ADI: «In Puglia i pazienti fragili costretti in ospedale per una terapia che potrebbero fare a casa»
L’Associazione Nazionale Consumatori Utelit Consum, sotto la guida del suo Presidente Nazionale Rocco Monaco, solleva una grave criticità che colpisce quotidianamente centinaia di cittadini e famiglie fragili in tutta la Regione Puglia: le inefficienze strutturali e i limiti orari dell’Assistenza Domiciliare Integrata (ADI).
Attualmente, persone in condizioni di estrema fragilità e non autosufficienza si trovano non solo costrette ad affrontare liste d’attesa e graduatorie per accedere alle cure a casa, ma devono anche fare i conti con un servizio erogato esclusivamente nella fascia oraria tra le 07:45 e le 13:30.

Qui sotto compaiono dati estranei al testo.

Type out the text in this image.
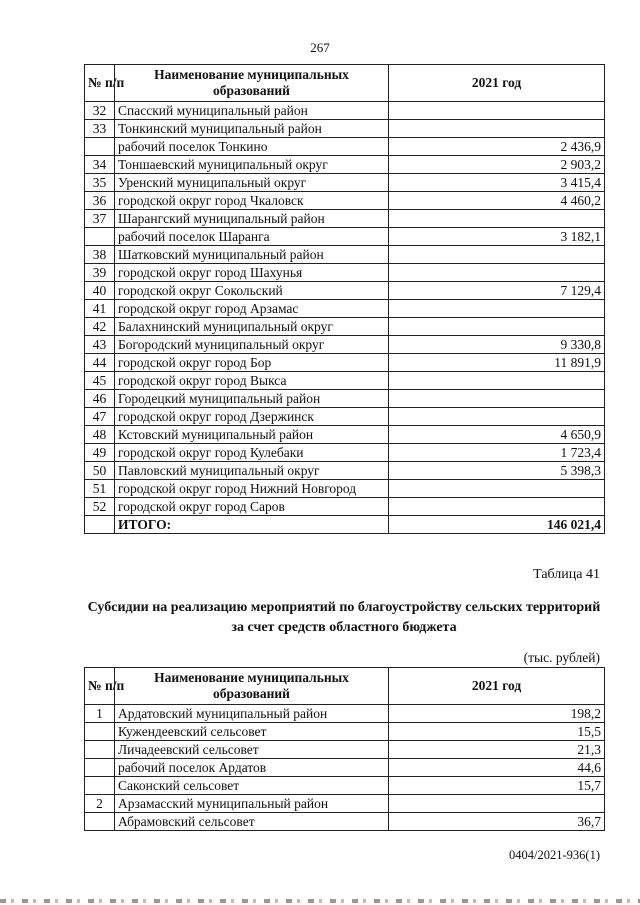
267
№ п/п	Наименование муниципальных образований	2021 год
32	Спасский муниципальный район	
33	Тонкинский муниципальный район	
	рабочий поселок Тонкино	2 436,9
34	Тоншаевский муниципальный округ	2 903,2
35	Уренский муниципальный округ	3 415,4
36	городской округ город Чкаловск	4 460,2
37	Шарангский муниципальный район	
	рабочий поселок Шаранга	3 182,1
38	Шатковский муниципальный район	
39	городской округ город Шахунья	
40	городской округ Сокольский	7 129,4
41	городской округ город Арзамас	
42	Балахнинский муниципальный округ	
43	Богородский муниципальный округ	9 330,8
44	городской округ город Бор	11 891,9
45	городской округ город Выкса	
46	Городецкий муниципальный район	
47	городской округ город Дзержинск	
48	Кстовский муниципальный район	4 650,9
49	городской округ город Кулебаки	1 723,4
50	Павловский муниципальный округ	5 398,3
51	городской округ город Нижний Новгород	
52	городской округ город Саров	
	ИТОГО:	146 021,4
Таблица 41
Субсидии на реализацию мероприятий по благоустройству сельских территорий за счет средств областного бюджета
(тыс. рублей)
№ п/п	Наименование муниципальных образований	2021 год
1	Ардатовский муниципальный район	198,2
	Кужендеевский сельсовет	15,5
	Личадеевский сельсовет	21,3
	рабочий поселок Ардатов	44,6
	Саконский сельсовет	15,7
2	Арзамасский муниципальный район	
	Абрамовский сельсовет	36,7
0404/2021-936(1)
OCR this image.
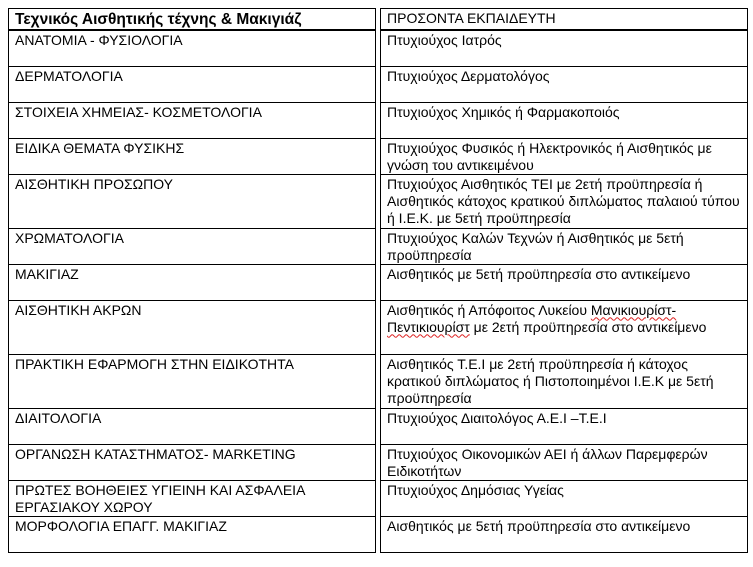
Τεχνικός Αισθητικής τέχνης & Μακιγιάζ		ΠΡΟΣΟΝΤΑ ΕΚΠΑΙΔΕΥΤΗ
ΑΝΑΤΟΜΙΑ - ΦΥΣΙΟΛΟΓΙΑ		Πτυχιούχος Ιατρός
ΔΕΡΜΑΤΟΛΟΓΙΑ		Πτυχιούχος Δερματολόγος
ΣΤΟΙΧΕΙΑ ΧΗΜΕΙΑΣ- ΚΟΣΜΕΤΟΛΟΓΙΑ		Πτυχιούχος Χημικός ή Φαρμακοποιός
ΕΙΔΙΚΑ ΘΕΜΑΤΑ ΦΥΣΙΚΗΣ		Πτυχιούχος Φυσικός ή Ηλεκτρονικός ή Αισθητικός με γνώση του αντικειμένου
ΑΙΣΘΗΤΙΚΗ ΠΡΟΣΩΠΟΥ		Πτυχιούχος Αισθητικός ΤΕΙ με 2ετή προϋπηρεσία ή Αισθητικός κάτοχος κρατικού διπλώματος παλαιού τύπου ή Ι.Ε.Κ. με 5ετή προϋπηρεσία
ΧΡΩΜΑΤΟΛΟΓΙΑ		Πτυχιούχος Καλών Τεχνών ή Αισθητικός με 5ετή προϋπηρεσία
ΜΑΚΙΓΙΑΖ		Αισθητικός με 5ετή προϋπηρεσία στο αντικείμενο
ΑΙΣΘΗΤΙΚΗ ΑΚΡΩΝ		Αισθητικός ή Απόφοιτος Λυκείου Μανικιουρίστ-Πεντικιουρίστ με 2ετή προϋπηρεσία στο αντικείμενο
ΠΡΑΚΤΙΚΗ ΕΦΑΡΜΟΓΗ ΣΤΗΝ ΕΙΔΙΚΟΤΗΤΑ		Αισθητικός Τ.Ε.Ι με 2ετή προϋπηρεσία ή κάτοχος κρατικού διπλώματος ή Πιστοποιημένοι Ι.Ε.Κ με 5ετή προϋπηρεσία
ΔΙΑΙΤΟΛΟΓΙΑ		Πτυχιούχος Διαιτολόγος Α.Ε.Ι –Τ.Ε.Ι
ΟΡΓΑΝΩΣΗ ΚΑΤΑΣΤΗΜΑΤΟΣ- MARKETING		Πτυχιούχος Οικονομικών ΑΕΙ ή άλλων Παρεμφερών Ειδικοτήτων
ΠΡΩΤΕΣ ΒΟΗΘΕΙΕΣ ΥΓΙΕΙΝΗ ΚΑΙ ΑΣΦΑΛΕΙΑ ΕΡΓΑΣΙΑΚΟΥ ΧΩΡΟΥ		Πτυχιούχος Δημόσιας Υγείας
ΜΟΡΦΟΛΟΓΙΑ ΕΠΑΓΓ. ΜΑΚΙΓΙΑΖ		Αισθητικός με 5ετή προϋπηρεσία στο αντικείμενο
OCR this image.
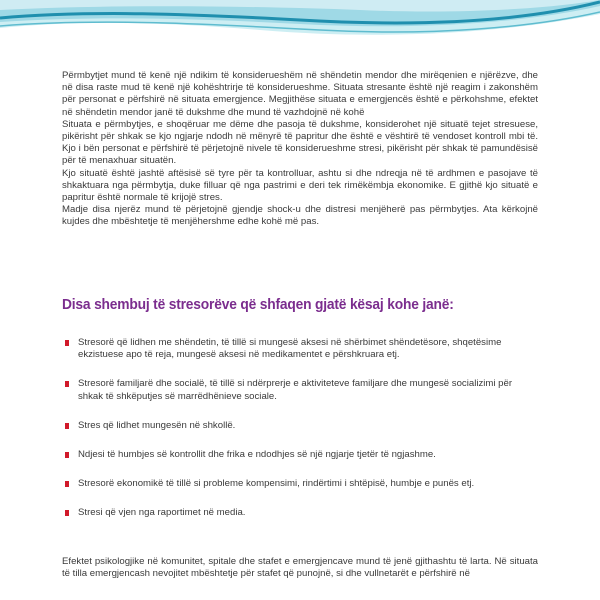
Përmbytjet mund të kenë një ndikim të konsiderueshëm në shëndetin mendor dhe mirëqenien e njërëzve, dhe në disa raste mud të kenë një kohështrirje të konsiderueshme. Situata stresante është një reagim i zakonshëm për personat e përfshirë në situata emergjence. Megjithëse situata e emergjencës është e përkohshme, efektet në shëndetin mendor janë të dukshme dhe mund të vazhdojnë në kohë

Situata e përmbytjes, e shoqëruar me dëme dhe pasoja të dukshme, konsiderohet një situatë tejet stresuese, pikërisht për shkak se kjo ngjarje ndodh në mënyrë të papritur dhe është e vështirë të vendoset kontroll mbi të. Kjo i bën personat e përfshirë të përjetojnë nivele të konsiderueshme stresi, pikërisht për shkak të pamundësisë për të menaxhuar situatën.

Kjo situatë është jashtë aftësisë së tyre për ta kontrolluar, ashtu si dhe ndreqja në të ardhmen e pasojave të shkaktuara nga përmbytja, duke filluar që nga pastrimi e deri tek rimëkëmbja ekonomike. E gjithë kjo situatë e papritur është normale të krijojë stres.

Madje disa njerëz mund të përjetojnë gjendje shock-u dhe distresi menjëherë pas përmbytjes. Ata kërkojnë kujdes dhe mbështetje të menjëhershme edhe kohë më pas.

Disa shembuj të stresorëve që shfaqen gjatë kësaj kohe janë:
Stresorë që lidhen me shëndetin, të tillë si mungesë aksesi në shërbimet shëndetësore, shqetësime ekzistuese apo të reja, mungesë aksesi në medikamentet e përshkruara etj.
Stresorë familjarë dhe socialë, të tillë si ndërprerje e aktiviteteve familjare dhe mungesë socializimi për shkak të shkëputjes së marrëdhënieve sociale.
Stres që lidhet mungesën në shkollë.
Ndjesi të humbjes së kontrollit dhe frika e ndodhjes së një ngjarje tjetër të ngjashme.
Stresorë ekonomikë të tillë si probleme kompensimi, rindërtimi i shtëpisë, humbje e punës etj.
Stresi që vjen nga raportimet në media.

Efektet psikologjike në komunitet, spitale dhe stafet e emergjencave mund të jenë gjithashtu të larta. Në situata të tilla emergjencash nevojitet mbështetje për stafet që punojnë, si dhe vullnetarët e përfshirë në
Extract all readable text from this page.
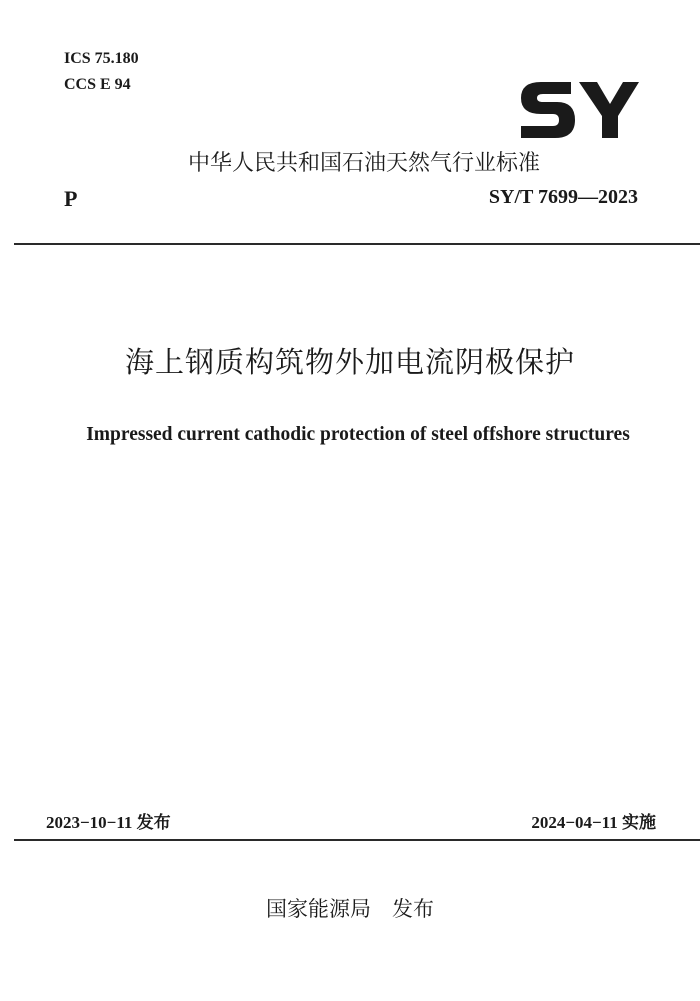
ICS 75.180
CCS E 94
中华人民共和国石油天然气行业标准
P	SY/T 7699—2023
海上钢质构筑物外加电流阴极保护
Impressed current cathodic protection of steel offshore structures
2023−10−11 发布	2024−04−11 实施
国家能源局　发布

Una situazione che, secondo Utelit Consum, finisce per produrre un vero e proprio paradosso: quando una terapia non può essere garantita a domicilio negli orari necessari, l’alternativa diventa il ricovero ospedaliero, con conseguenze per il paziente e costi ben più elevati per la collettività.
Il confronto con le altre Regioni: «E poi ci vogliamo paragonare al Nord?»
Come fermamente evidenziato dal Presidente Nazionale Rocco Monaco: «Ci riempiamo spesso la bocca di grandi proclami, ma poi ci vogliamo davvero paragonare alle Regioni del Nord?».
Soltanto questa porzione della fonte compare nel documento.